"When a state has an ongoing discussion about its laws, and its lawmakers' names are being brought up by federal agents, I will be hard to convince that there's any other reason than to send a message." -- Diane Sands, D-Missoula
MISSOULA, MT — The Drug Enforcement Agency has a new approach in its war against marijuana users: investigating lawmakers who push for marijuana law reform. In what can only be seen as scare tactics by the DEA to persuade law makers in other states to think twice about writing sensible marijuana legislation, a pro-marijuana liberal state legislator from Montana has come under investigation by the DEA.
Diane Sands (D-Missoula) has been very outspoken in the Montana state legislature, advocating for liberalized medical marijuana laws and also advocating for the federal rescheduling of marijuana, so that it becomes an issue that can be decided by individual states. The investigation began when a possible witness in a federal drug investigation was asked whether Sands might be part of a conspiracy to sell medical marijuana.
The questions came from Drug Enforcement Administration who were investigating medical marijuana businesses. Other than her work as a lawmaker, Sands has no connections to medical marijuana, which is allowed under Montana state law. She contends that she has done nothing wrong other than advocate a point of view counter to the opinion held by federal law enforcement.
“So now, if you’re a state legislator who has been working on medical marijuana laws, you are somehow part of a conspiracy,” said Sands. “It’s ridiculous, of course, but it’s also threatening to think that the federal government is willing to use its influence and try to chill discussion about this subject.”
Sands, an avid historian who works as a director for the Historical Museum at Fort Missoula, has a reputation among lawmakers for comparing the present day battle over marijuana to other historical events in our nation’s past.
“Can you say McCarthy?

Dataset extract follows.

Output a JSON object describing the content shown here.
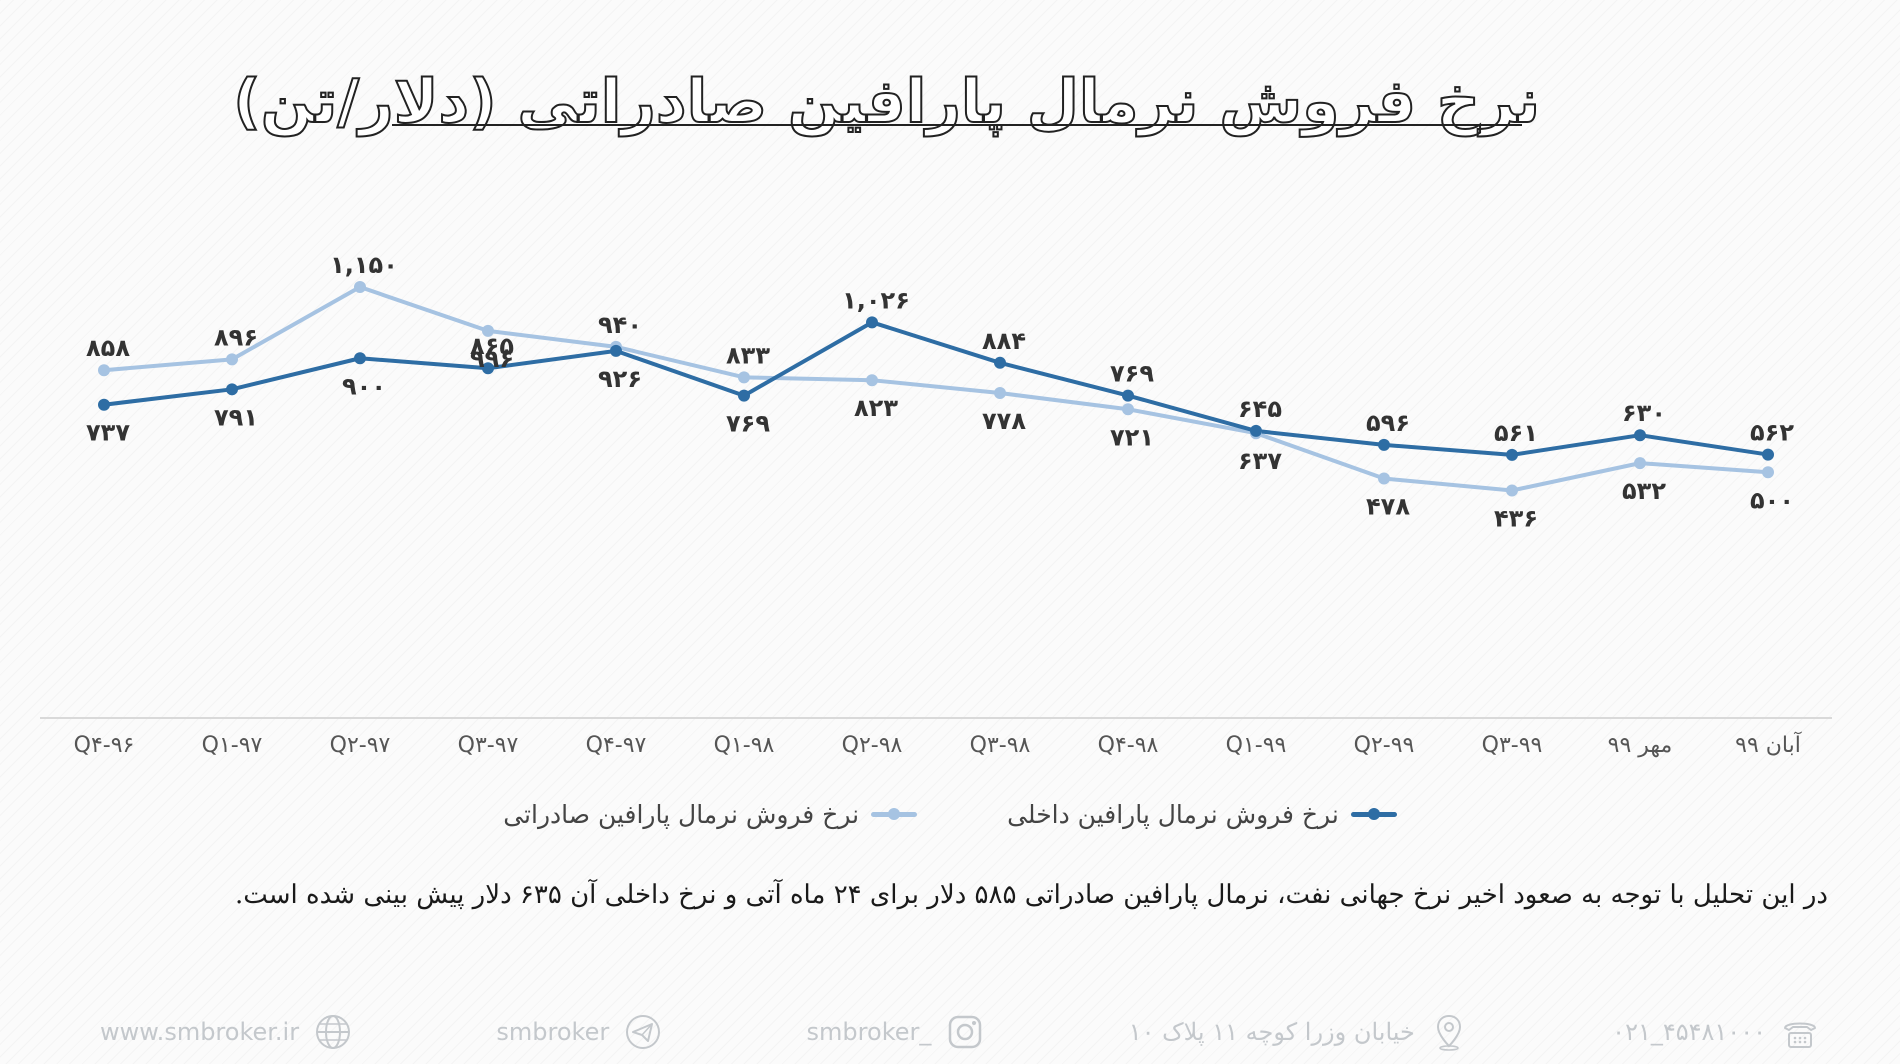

This sounds like stuff from the House Un-American Activities Committee and Joe McCarthy. So once you talk about medical marijuana in reasonable terms, you’re on some sort of list of possible conspirators.”
“Any suggestion that the federal government is investigating me is very chilling,” she continues. “When you have government officials investigating lawmakers because of how they pursue their official duties, you have a problem.”
Neither the DEA nor the U.S. Attorney’s Office will say why Sands’ name came up. Assistant U.S. Attorney Jessica Fehr said the office can’t respond to specific inquiries about cases, and declined to talk in general about the U.S. attorney’s goals in terms of prosecuting medical marijuana cases.
“The bottom line is, there’s no reason for my name to come up,” said Sands. “So they can say what they want about who they are going to prosecute, but when a state has an ongoing discussion about its laws, and its lawmakers’ names are being brought up by federal agents, I will be hard to convince that there’s any other reason than to send a message.”